Another way to use fluid tests is to evaluate the oil which is produced to determine its wax content and its tendency to form paraffin waxes. In addition, the oil may be tested to determine if it has a substantial number of low-end hydrocarbons which may cause a precipitation of a sludge or tar-like substance in the formation.
Once again, the analysis of formation fluids has serious drawbacks in that first, formation conditions can never be truly simulated to determine the actual mixture of the chemicals. Second, the chemicals are not in contact with the free ions that may be released by the formation rock itself. Thirdly, this analysis does not take into account injection of different fluids or chemicals in the past which may have caused formation damage which still exists in the formation. For example, fresh water may have been used in the past, whereas under the current practice of the operator no fresh water ever touches the formation. Finally, this type of analysis does not give any indication of whether there is a mud or filter cake build-up at the formation face nor does it show whether there is a build-up of fines in the formation in the near wellbore region. Once again, this method is merely a projection of what hypothetically might be occurring down in the formation itself.
One particular failing of all the methods mentioned above is that they provide no indication of how deep the formation damage extends out from the wellbore into the formation. Some formation damage may only exist within two inches or less from the wellbore whereas some may extend for up to a foot or more. The extent of the damage would greatly affect the design of a treatment which was directed at correcting that formation damage.

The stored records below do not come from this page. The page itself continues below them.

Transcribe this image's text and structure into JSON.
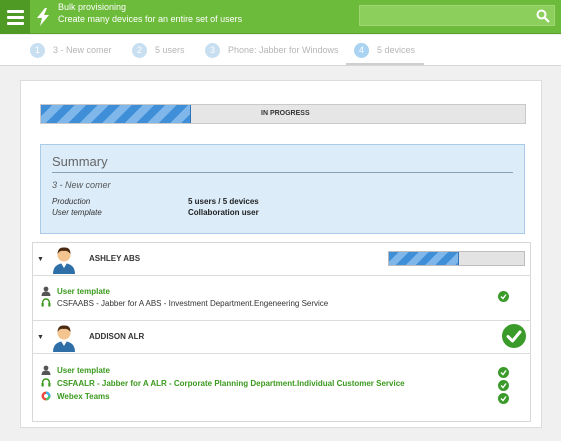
{
  "header": {
    "title": "Bulk provisioning",
    "subtitle": "Create many devices for an entire set of users",
    "search_value": ""
  },
  "steps": [
    {
      "num": "1",
      "label": "3 - New comer"
    },
    {
      "num": "2",
      "label": "5 users"
    },
    {
      "num": "3",
      "label": "Phone: Jabber for Windows"
    },
    {
      "num": "4",
      "label": "5 devices"
    }
  ],
  "progress": {
    "label": "IN PROGRESS",
    "fraction": 0.31
  },
  "summary": {
    "title": "Summary",
    "subtitle": "3 - New comer",
    "rows": [
      {
        "label": "Production",
        "value": "5 users / 5 devices"
      },
      {
        "label": "User template",
        "value": "Collaboration user"
      }
    ]
  },
  "users": [
    {
      "name": "ASHLEY ABS",
      "progress_fraction": 0.52,
      "items": [
        {
          "icon": "person-icon",
          "text": "User template",
          "style": "green"
        },
        {
          "icon": "headset-icon",
          "text": "CSFAABS - Jabber for A ABS - Investment Department.Engeneering Service",
          "style": "plain"
        }
      ]
    },
    {
      "name": "ADDISON ALR",
      "items": [
        {
          "icon": "person-icon",
          "text": "User template",
          "style": "green"
        },
        {
          "icon": "headset-icon",
          "text": "CSFAALR - Jabber for A ALR - Corporate Planning Department.Individual Customer Service",
          "style": "green"
        },
        {
          "icon": "webex-icon",
          "text": "Webex Teams",
          "style": "green"
        }
      ]
    }
  ],
  "colors": {
    "brand_green": "#6dbb3b",
    "progress_blue": "#3f8fd8",
    "success_green": "#3a9a2a"
  }
}
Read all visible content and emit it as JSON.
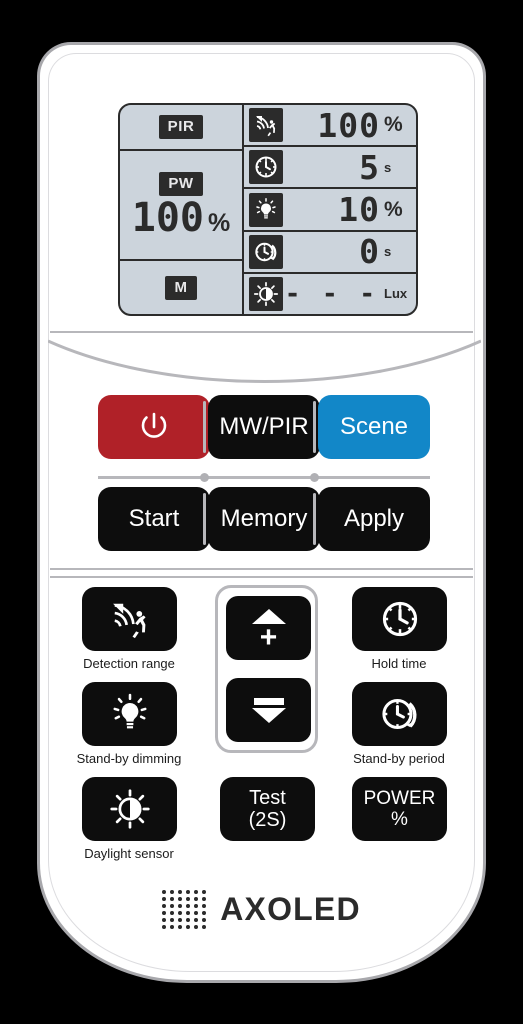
{
  "device": {
    "brand": "AXOLED"
  },
  "lcd": {
    "mode_badges": [
      {
        "name": "pir",
        "label": "PIR"
      },
      {
        "name": "pw",
        "label": "PW"
      },
      {
        "name": "m",
        "label": "M"
      }
    ],
    "power_readout": {
      "value": "100",
      "unit": "%"
    },
    "rows": [
      {
        "icon": "detection-range-icon",
        "value": "100",
        "unit": "%"
      },
      {
        "icon": "hold-time-clock-icon",
        "value": "5",
        "unit": "s"
      },
      {
        "icon": "standby-dimming-bulb-icon",
        "value": "10",
        "unit": "%"
      },
      {
        "icon": "standby-period-clock-icon",
        "value": "0",
        "unit": "s"
      },
      {
        "icon": "daylight-sensor-icon",
        "value": "- - -",
        "unit": "Lux"
      }
    ]
  },
  "top_buttons": [
    {
      "name": "power-button",
      "label": "",
      "icon": "power-icon",
      "color": "#b02128"
    },
    {
      "name": "mw-pir-button",
      "label": "MW/PIR",
      "color": "#0d0d0d"
    },
    {
      "name": "scene-button",
      "label": "Scene",
      "color": "#1287c8"
    },
    {
      "name": "start-button",
      "label": "Start",
      "color": "#0d0d0d"
    },
    {
      "name": "memory-button",
      "label": "Memory",
      "color": "#0d0d0d"
    },
    {
      "name": "apply-button",
      "label": "Apply",
      "color": "#0d0d0d"
    }
  ],
  "function_buttons": {
    "detection_range": {
      "label": "Detection range",
      "icon": "detection-range-icon"
    },
    "standby_dimming": {
      "label": "Stand-by dimming",
      "icon": "bulb-icon"
    },
    "daylight_sensor": {
      "label": "Daylight sensor",
      "icon": "daylight-sensor-icon"
    },
    "hold_time": {
      "label": "Hold time",
      "icon": "clock-icon"
    },
    "standby_period": {
      "label": "Stand-by period",
      "icon": "clock-arc-icon"
    },
    "increase": {
      "label": "+",
      "icon": "up-arrow-icon"
    },
    "decrease": {
      "label": "−",
      "icon": "down-arrow-icon"
    },
    "test": {
      "line1": "Test",
      "line2": "(2S)"
    },
    "power_percent": {
      "line1": "POWER",
      "line2": "%"
    }
  },
  "colors": {
    "accent_red": "#b02128",
    "accent_blue": "#1287c8",
    "button_black": "#0d0d0d",
    "lcd_background": "#ccd4dc",
    "body_outline": "#a8a8ac"
  }
}
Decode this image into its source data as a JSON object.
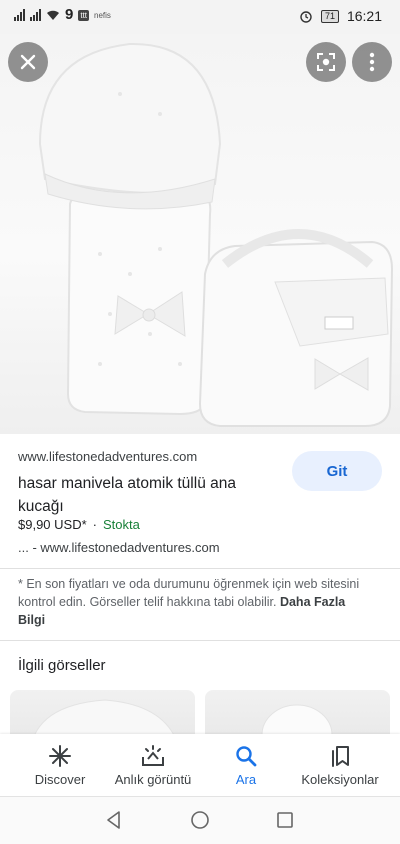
{
  "status_bar": {
    "time": "16:21",
    "battery": "71",
    "carrier_mark": "9",
    "app_badge": "ttt",
    "app_text": "nefis"
  },
  "viewer": {
    "close_icon": "close-icon",
    "lens_icon": "lens-icon",
    "more_icon": "more-vert-icon"
  },
  "product": {
    "source": "www.lifestonedadventures.com",
    "title": "hasar manivela atomik tüllü ana kucağı",
    "price": "$9,90 USD*",
    "stock": "Stokta",
    "site_line": "... - www.lifestonedadventures.com",
    "go_label": "Git"
  },
  "disclaimer": {
    "text": "* En son fiyatları ve oda durumunu öğrenmek için web sitesini kontrol edin. Görseller telif hakkına tabi olabilir.",
    "link": "Daha Fazla Bilgi"
  },
  "related": {
    "title": "İlgili görseller"
  },
  "bottom_nav": {
    "items": [
      {
        "label": "Discover",
        "icon": "asterisk-icon",
        "active": false
      },
      {
        "label": "Anlık görüntü",
        "icon": "snapshot-icon",
        "active": false
      },
      {
        "label": "Ara",
        "icon": "search-icon",
        "active": true
      },
      {
        "label": "Koleksiyonlar",
        "icon": "collections-icon",
        "active": false
      }
    ]
  },
  "colors": {
    "accent": "#1a73e8",
    "stock_green": "#188038",
    "button_bg": "#e8f0fe"
  }
}
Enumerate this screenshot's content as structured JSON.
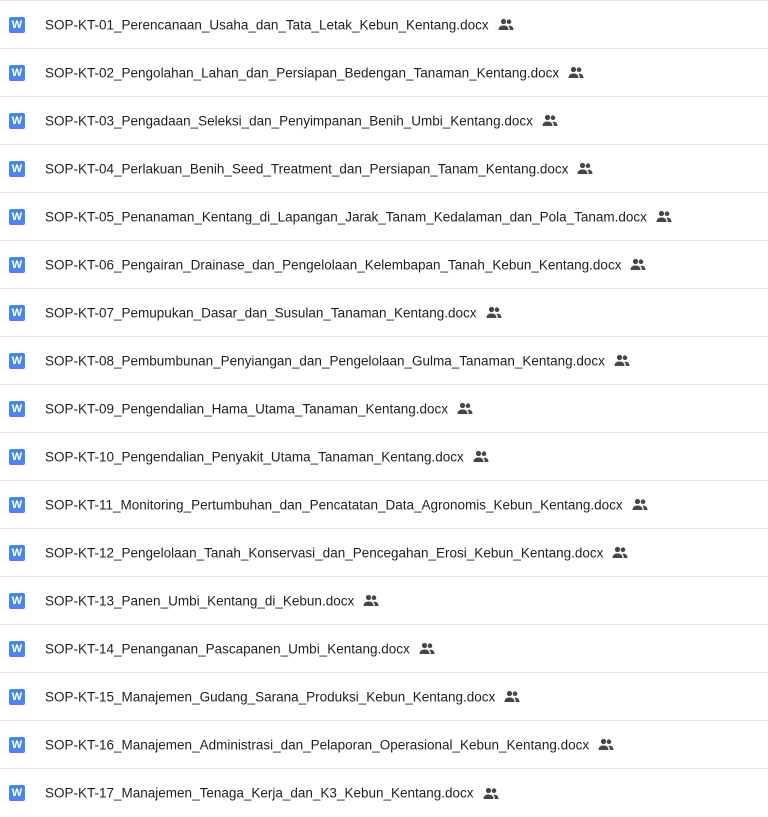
{
  "colors": {
    "word_icon_bg": "#4a86e8",
    "text": "#1f1f1f",
    "shared_icon": "#444746",
    "divider": "#e0e0e0"
  },
  "files": [
    {
      "name": "SOP-KT-01_Perencanaan_Usaha_dan_Tata_Letak_Kebun_Kentang.docx",
      "icon": "word-icon",
      "icon_letter": "W",
      "shared": "shared-people-icon"
    },
    {
      "name": "SOP-KT-02_Pengolahan_Lahan_dan_Persiapan_Bedengan_Tanaman_Kentang.docx",
      "icon": "word-icon",
      "icon_letter": "W",
      "shared": "shared-people-icon"
    },
    {
      "name": "SOP-KT-03_Pengadaan_Seleksi_dan_Penyimpanan_Benih_Umbi_Kentang.docx",
      "icon": "word-icon",
      "icon_letter": "W",
      "shared": "shared-people-icon"
    },
    {
      "name": "SOP-KT-04_Perlakuan_Benih_Seed_Treatment_dan_Persiapan_Tanam_Kentang.docx",
      "icon": "word-icon",
      "icon_letter": "W",
      "shared": "shared-people-icon"
    },
    {
      "name": "SOP-KT-05_Penanaman_Kentang_di_Lapangan_Jarak_Tanam_Kedalaman_dan_Pola_Tanam.docx",
      "icon": "word-icon",
      "icon_letter": "W",
      "shared": "shared-people-icon"
    },
    {
      "name": "SOP-KT-06_Pengairan_Drainase_dan_Pengelolaan_Kelembapan_Tanah_Kebun_Kentang.docx",
      "icon": "word-icon",
      "icon_letter": "W",
      "shared": "shared-people-icon"
    },
    {
      "name": "SOP-KT-07_Pemupukan_Dasar_dan_Susulan_Tanaman_Kentang.docx",
      "icon": "word-icon",
      "icon_letter": "W",
      "shared": "shared-people-icon"
    },
    {
      "name": "SOP-KT-08_Pembumbunan_Penyiangan_dan_Pengelolaan_Gulma_Tanaman_Kentang.docx",
      "icon": "word-icon",
      "icon_letter": "W",
      "shared": "shared-people-icon"
    },
    {
      "name": "SOP-KT-09_Pengendalian_Hama_Utama_Tanaman_Kentang.docx",
      "icon": "word-icon",
      "icon_letter": "W",
      "shared": "shared-people-icon"
    },
    {
      "name": "SOP-KT-10_Pengendalian_Penyakit_Utama_Tanaman_Kentang.docx",
      "icon": "word-icon",
      "icon_letter": "W",
      "shared": "shared-people-icon"
    },
    {
      "name": "SOP-KT-11_Monitoring_Pertumbuhan_dan_Pencatatan_Data_Agronomis_Kebun_Kentang.docx",
      "icon": "word-icon",
      "icon_letter": "W",
      "shared": "shared-people-icon"
    },
    {
      "name": "SOP-KT-12_Pengelolaan_Tanah_Konservasi_dan_Pencegahan_Erosi_Kebun_Kentang.docx",
      "icon": "word-icon",
      "icon_letter": "W",
      "shared": "shared-people-icon"
    },
    {
      "name": "SOP-KT-13_Panen_Umbi_Kentang_di_Kebun.docx",
      "icon": "word-icon",
      "icon_letter": "W",
      "shared": "shared-people-icon"
    },
    {
      "name": "SOP-KT-14_Penanganan_Pascapanen_Umbi_Kentang.docx",
      "icon": "word-icon",
      "icon_letter": "W",
      "shared": "shared-people-icon"
    },
    {
      "name": "SOP-KT-15_Manajemen_Gudang_Sarana_Produksi_Kebun_Kentang.docx",
      "icon": "word-icon",
      "icon_letter": "W",
      "shared": "shared-people-icon"
    },
    {
      "name": "SOP-KT-16_Manajemen_Administrasi_dan_Pelaporan_Operasional_Kebun_Kentang.docx",
      "icon": "word-icon",
      "icon_letter": "W",
      "shared": "shared-people-icon"
    },
    {
      "name": "SOP-KT-17_Manajemen_Tenaga_Kerja_dan_K3_Kebun_Kentang.docx",
      "icon": "word-icon",
      "icon_letter": "W",
      "shared": "shared-people-icon"
    }
  ]
}
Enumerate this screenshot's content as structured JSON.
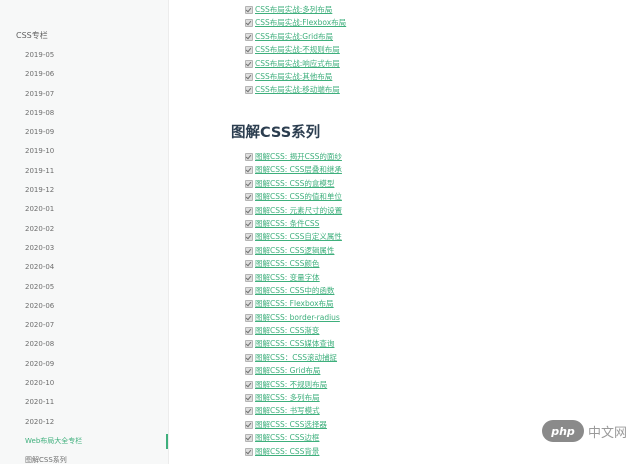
{
  "sidebar": {
    "title": "CSS专栏",
    "items": [
      {
        "label": "2019-05"
      },
      {
        "label": "2019-06"
      },
      {
        "label": "2019-07"
      },
      {
        "label": "2019-08"
      },
      {
        "label": "2019-09"
      },
      {
        "label": "2019-10"
      },
      {
        "label": "2019-11"
      },
      {
        "label": "2019-12"
      },
      {
        "label": "2020-01"
      },
      {
        "label": "2020-02"
      },
      {
        "label": "2020-03"
      },
      {
        "label": "2020-04"
      },
      {
        "label": "2020-05"
      },
      {
        "label": "2020-06"
      },
      {
        "label": "2020-07"
      },
      {
        "label": "2020-08"
      },
      {
        "label": "2020-09"
      },
      {
        "label": "2020-10"
      },
      {
        "label": "2020-11"
      },
      {
        "label": "2020-12"
      },
      {
        "label": "Web布局大全专栏",
        "active": true
      },
      {
        "label": "图解CSS系列"
      }
    ]
  },
  "layout_links": [
    "CSS布局实战:多列布局",
    "CSS布局实战:Flexbox布局",
    "CSS布局实战:Grid布局",
    "CSS布局实战:不规则布局",
    "CSS布局实战:响应式布局",
    "CSS布局实战:其他布局",
    "CSS布局实战:移动端布局"
  ],
  "section": {
    "heading": "图解CSS系列",
    "links": [
      "图解CSS: 揭开CSS的面纱",
      "图解CSS: CSS层叠和继承",
      "图解CSS: CSS的盒模型",
      "图解CSS: CSS的值和单位",
      "图解CSS: 元素尺寸的设置",
      "图解CSS: 条件CSS",
      "图解CSS: CSS自定义属性",
      "图解CSS: CSS逻辑属性",
      "图解CSS: CSS颜色",
      "图解CSS: 变量字体",
      "图解CSS: CSS中的函数",
      "图解CSS: Flexbox布局",
      "图解CSS: border-radius",
      "图解CSS: CSS渐变",
      "图解CSS: CSS媒体查询",
      "图解CSS：CSS滚动捕捉",
      "图解CSS: Grid布局",
      "图解CSS: 不规则布局",
      "图解CSS: 多列布局",
      "图解CSS: 书写模式",
      "图解CSS: CSS选择器",
      "图解CSS: CSS边框",
      "图解CSS: CSS背景"
    ]
  },
  "watermark": {
    "badge": "php",
    "text": "中文网"
  },
  "colors": {
    "link": "#3eaf7c",
    "heading": "#2c3e50",
    "sidebar_bg": "#f7f8f8"
  }
}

A method that can be used to determine the depth of the formation damage out into the reservoir is a pressure build up test. The pressure build up test is performed by shutting the well in for a number of days or even weeks. The wellbore pressure is then recorded using a pressure bomb and charted against time after shut-in. From the pressure versus time graph a skin factor may be calculated. The skin factor then may be used to calculate the permeability of the damaged zone and the depth which the damaged zone extends out into the formation. The pressure build-up method provides no direct information as to the cause of the formation damage. All that is gained is information concerning the severity and depth of the damage. This method can be very expensive because production or injection must cease completely over the entire testing period. A determination of formation damage by the skin factor method can result in erroneous results. The determined skin factor does not differentiate between a positive skin due to formation damage and other factors that may give a false designation. Such factors include wellbore effects, multi-phase flow, turbulent flow and other effects related to the well completion. Since the skin factor method is an indirect measure of formation damage, no "cause-effect" evaluation can be made from a pressure build-up test.
It is clear with the failings of the current formation damage evaluation systems that a new method for directly evaluating the type, severity, and extent of formation damage is needed.